Still, our study faces certain limitations. Evidence for the accumulation of patterned eccDNA is currently restricted to our hSOD1G93A animal model of ALS. The phenotype in this mutant is expected to arise from a genotoxic gain-of-function in peroxidase activity rather than impaired SOD1 dismutase properties [7, 25]. Therefore, this study can profit from a second control group that overexpresses WT hSOD1 with a copy number similar to the mutant allele. As WT hSOD1 overexpression reduces oxidative stress and DNA damage under H2O2 exposure, it might, however, bear some risk to overestimate the effects obtained [7, 23]. Still, study validation in other ALS models entailing impaired genome stability and protection is required. Likewise, due to the propensity to form co-transcriptional R-loops at disease-relevant repetitive sites, C9orf72 mutants will provide valuable information as for the contribution of DNA:RNA hybrids in circular DNA genesis also in other neurodegenerative repeat expansion disorders. Finally, expansion of eccDNA analyses to other non-replicative tissues and liquid biopsies will validate the CNS-specificity of the current observations and help set thresholds of eccDNA loads in ALS neurodegeneration. Further specifications in male and female mice will aid elucidate the sexual dimorphism encountered in younger ALS patients at the genome level and improve our understanding of sex-related genotype–phenotype presentations.
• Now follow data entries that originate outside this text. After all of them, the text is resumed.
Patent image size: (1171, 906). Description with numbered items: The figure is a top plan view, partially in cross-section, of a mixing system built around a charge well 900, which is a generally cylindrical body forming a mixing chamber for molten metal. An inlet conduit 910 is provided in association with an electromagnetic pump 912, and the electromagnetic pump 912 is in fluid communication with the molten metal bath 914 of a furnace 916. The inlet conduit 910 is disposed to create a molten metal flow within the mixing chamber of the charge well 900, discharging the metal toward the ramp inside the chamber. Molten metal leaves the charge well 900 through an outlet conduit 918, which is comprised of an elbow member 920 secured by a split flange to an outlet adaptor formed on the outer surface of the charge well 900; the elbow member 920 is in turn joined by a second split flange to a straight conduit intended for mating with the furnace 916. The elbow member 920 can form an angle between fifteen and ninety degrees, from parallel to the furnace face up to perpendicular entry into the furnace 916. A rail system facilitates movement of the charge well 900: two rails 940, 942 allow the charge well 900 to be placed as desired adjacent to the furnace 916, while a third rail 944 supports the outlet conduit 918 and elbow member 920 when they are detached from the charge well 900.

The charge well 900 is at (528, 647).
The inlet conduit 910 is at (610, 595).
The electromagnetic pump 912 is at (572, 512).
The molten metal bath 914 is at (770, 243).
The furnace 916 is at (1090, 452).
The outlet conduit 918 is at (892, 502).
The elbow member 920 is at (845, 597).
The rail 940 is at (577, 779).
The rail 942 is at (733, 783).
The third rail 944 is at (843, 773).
Methodically, our RCA- and short read-based algorithm is likely to underestimate long-read eccDNA. Therefore, strategies that allow the generation of high-confident consensus sequences of full eccDNA length, such as Nanopore or PacBio sequencing technologies will improve the characterization of eccDNA in the CNS. For a refined understanding of the eccDNA source mechanisms, analysis pipelines that resolve complex eccDNA composites from multiple break events are necessitated. Applying such advanced technologies, Wanchai and colleagues recently suggested that only 1–2% of the circles in murine cortical tissue comprise a complex, multi-locular genomic origin [102]. Accounting for the suggested capability to embed pathophysiologically impactful sequences, in analogy to the recently described regulator and enhancer functions of long ecDNAs in tumors [47], the modes of interaction with the linear genome will greatly broaden our understanding of small eccDNA in the context of neurological disorders. To allow conclusions in humans and to understand whether eccDNA can be an early causal event in ALS, as suggested for cancer [103], future investigations are required.

Conclusion

Our study shows, for the first time, the accumulation of eccDNA in ALS neurodegeneration and is the unprecedented approach to couple episomal with genome-encoded variations in ALS. Given that the primal susceptibility to produce eccDNA originates from mutations in ALS-related genes that operate in genome protection, it might represent a yet unconsidered genomic factor on which clinically heterogeneous, but indiscriminate fALS and sALS entities converge on. Prospective studies covering quantitative and qualitative eccDNA profiles in other neurodegenerative disorders and in non-CNS tissues will reveal whether eccDNA can qualify for a diagnostic or predictive biomarker role in f/sALS and even have a causal role in neurodegeneration. In conclusion, eccDNA might add up a new, heteroplasmy-like factor that drives somatic mosaicism and contributes to the genetic, and putatively clinical heterogeneity in ALS.